The merger was not without risk, however. Operating costs have risen, and it could take years to fully integrate each business.  Lower-than-expected margins recently slammed the stock, but those willing to wait through the post-merger mess can buy into one of India's fastest-growing banks at a rare discount.

Citigroup remains a true bargain

When Warren Buffett puts billions of dollars to work, it usually pays to listen. In early 2022, the Oracle of Omaha purchased $3 billion of Citigroup stock, appearing to bet on a turnaround plan initiated by newly inducted CEO Jane Fraser. Two years later, Buffett still owns the stock. Should you join him?

Many investors remember Citigroup as one of a handful of banks that required a bailout from the U.S. government during the 2008 financial meltdown. The company has been trying to shed that reputation for over a decade, but the market remains hesitant to forgive.

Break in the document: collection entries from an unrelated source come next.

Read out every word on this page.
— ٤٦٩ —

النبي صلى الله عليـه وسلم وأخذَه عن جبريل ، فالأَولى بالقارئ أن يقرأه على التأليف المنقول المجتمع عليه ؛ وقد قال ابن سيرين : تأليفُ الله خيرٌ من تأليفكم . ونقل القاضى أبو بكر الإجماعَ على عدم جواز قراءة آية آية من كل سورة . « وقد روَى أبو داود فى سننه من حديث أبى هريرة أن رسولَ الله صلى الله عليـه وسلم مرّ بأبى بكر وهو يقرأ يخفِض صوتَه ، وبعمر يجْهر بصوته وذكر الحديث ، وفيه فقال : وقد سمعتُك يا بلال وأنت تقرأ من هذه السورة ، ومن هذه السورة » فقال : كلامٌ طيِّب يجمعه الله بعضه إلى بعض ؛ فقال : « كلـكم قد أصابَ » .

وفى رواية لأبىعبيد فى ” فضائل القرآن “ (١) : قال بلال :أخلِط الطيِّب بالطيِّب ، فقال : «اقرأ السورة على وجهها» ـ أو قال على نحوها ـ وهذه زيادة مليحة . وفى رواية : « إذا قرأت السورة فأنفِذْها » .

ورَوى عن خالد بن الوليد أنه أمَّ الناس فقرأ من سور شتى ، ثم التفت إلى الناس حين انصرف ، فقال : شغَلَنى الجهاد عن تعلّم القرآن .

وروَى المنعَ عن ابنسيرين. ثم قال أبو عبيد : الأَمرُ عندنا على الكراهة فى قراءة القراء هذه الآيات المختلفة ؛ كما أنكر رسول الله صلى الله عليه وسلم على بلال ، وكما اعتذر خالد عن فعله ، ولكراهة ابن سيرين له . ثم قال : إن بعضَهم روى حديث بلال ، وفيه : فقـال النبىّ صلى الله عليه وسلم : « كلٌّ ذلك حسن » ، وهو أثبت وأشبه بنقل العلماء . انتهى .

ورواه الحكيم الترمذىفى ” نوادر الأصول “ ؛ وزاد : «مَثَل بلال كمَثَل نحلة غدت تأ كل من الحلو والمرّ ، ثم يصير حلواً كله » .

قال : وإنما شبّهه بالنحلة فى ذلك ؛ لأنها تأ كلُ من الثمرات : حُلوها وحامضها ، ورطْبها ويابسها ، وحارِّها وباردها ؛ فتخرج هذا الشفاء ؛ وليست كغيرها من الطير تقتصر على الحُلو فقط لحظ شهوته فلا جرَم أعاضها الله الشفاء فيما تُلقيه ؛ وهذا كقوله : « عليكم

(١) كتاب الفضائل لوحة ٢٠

On a price-to-book basis -- a very useful metric that reveals how much an investor must pay for a bank's assets -- Citigroup stock trades at a multiple of just 0.55.  That means the market is only willing to pay 55 cents on the dollar for the bank's assets. HDFC Bank, in comparison, trades at a price-to-book multiple of 2.6.  To be fair, HDFC has a much stronger history of growth over the past decade compared to Citigroup, but the gap in valuation highlights how little the market believes in Citigroup's prospects.

Is paying 55 cents on the dollar for Citigroup's assets as big a bargain as Buffett seems to think? There is one major reason to be bullish.

After years of painful restructuring, Citigroup finally appears poised for a return to normal. Over her tenure, Fraser has greatly streamlined the bank's international operations in an attempt to cut costs and become more responsive to market opportunities. Management layers, for example, have been cut from 13 to just eight, with many now reporting directly to Fraser.

This transformation wasn't easy. It required thousands of early buyout packages and one-time costs that bloated the bank's income statement, reducing Citigroup's profitability versus its peers'.  Good things, however, often come to those who wait. Fraser expects most of the restructuring efforts to conclude early this year, with the hard-won cost savings finally resulting in increased profitability.

Will Citigroup finally succeed where it has failed before? That remains to be seen, but as Buffett's investment shows, the current valuation is too good for many to pass up.